C’était bien sûr le temps de la guerre froide, et d’une suspicion visant toute influence communiste dans l’administration. Une fois mise en marche dans le cadre du HUAC (House Un-American Activities Committee), la volonté politique d’épuration, destinée d’abord aux fonctionnaires, s’étendit bientôt à l’industrie du cinéma. Dans la paranoïa ambiante, cette dernière pouvait faire figure de cible, tant était supposément grande son influence sur le public. Une influence que des « subversifs », voire des « révolutionnaires », ne manqueraient pas d’exploiter en teintant leurs films d’idées gauchisantes… Le sénateur Joseph McCarthy se fit le principal animateur de la machine à repérer les « rouges » et à les mettre hors d’état de nuire.
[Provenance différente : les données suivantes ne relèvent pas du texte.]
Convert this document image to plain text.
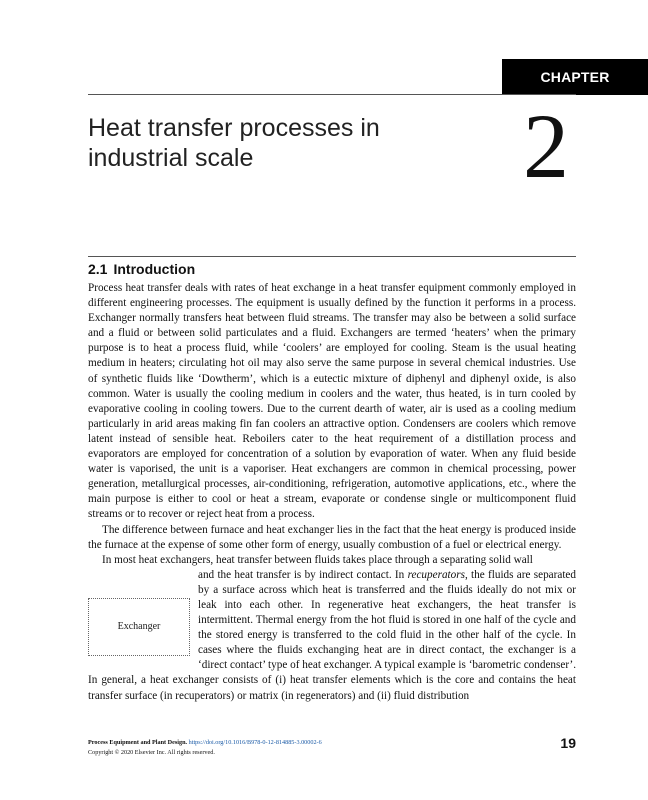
CHAPTER
Heat transfer processes in industrial scale	2
2.1 Introduction

Process heat transfer deals with rates of heat exchange in a heat transfer equipment commonly employed in different engineering processes. The equipment is usually defined by the function it performs in a process. Exchanger normally transfers heat between fluid streams. The transfer may also be between a solid surface and a fluid or between solid particulates and a fluid. Exchangers are termed ‘heaters’ when the primary purpose is to heat a process fluid, while ‘coolers’ are employed for cooling. Steam is the usual heating medium in heaters; circulating hot oil may also serve the same purpose in several chemical industries. Use of synthetic fluids like ‘Dowtherm’, which is a eutectic mixture of diphenyl and diphenyl oxide, is also common. Water is usually the cooling medium in coolers and the water, thus heated, is in turn cooled by evaporative cooling in cooling towers. Due to the current dearth of water, air is used as a cooling medium particularly in arid areas making fin fan coolers an attractive option. Condensers are coolers which remove latent instead of sensible heat. Reboilers cater to the heat requirement of a distillation process and evaporators are employed for concentration of a solution by evaporation of water. When any fluid beside water is vaporised, the unit is a vaporiser. Heat exchangers are common in chemical processing, power generation, metallurgical processes, air-conditioning, refrigeration, automotive applications, etc., where the main purpose is either to cool or heat a stream, evaporate or condense single or multicomponent fluid streams or to recover or reject heat from a process.

The difference between furnace and heat exchanger lies in the fact that the heat energy is produced inside the furnace at the expense of some other form of energy, usually combustion of a fuel or electrical energy.

In most heat exchangers, heat transfer between fluids takes place through a separating solid wall

Exchanger

and the heat transfer is by indirect contact. In recuperators, the fluids are separated by a surface across which heat is transferred and the fluids ideally do not mix or leak into each other. In regenerative heat exchangers, the heat transfer is intermittent. Thermal energy from the hot fluid is stored in one half of the cycle and the stored energy is transferred to the cold fluid in the other half of the cycle. In cases where the fluids exchanging heat are in direct contact, the exchanger is a ‘direct contact’ type of heat exchanger. A typical example is ‘barometric condenser’. In general, a heat exchanger consists of (i) heat transfer elements which is the core and contains the heat transfer surface (in recuperators) or matrix (in regenerators) and (ii) fluid distribution

Process Equipment and Plant Design. https://doi.org/10.1016/B978-0-12-814885-3.00002-6
Copyright © 2020 Elsevier Inc. All rights reserved.
19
La chasse aux sorcières communistes dura jusqu’en 1953, l’année suivante voyant la chute de McCarthy et le retour progressif des bannis. Ainsi s’éteignit ce qu’Albert Einstein avait décrit comme  » un danger incomparablement plus grand pour notre société que ces quelques communistes qui peuvent être dans notre pays. » Mais le souvenir des auditions humiliantes, des lâches dénonciations, des quelques condamnations pénales et de la liste noire excluant certains de tout emploi dans l’industrie cinématographique, allait rester comme une tache sur le drapeau de la démocratie américaine.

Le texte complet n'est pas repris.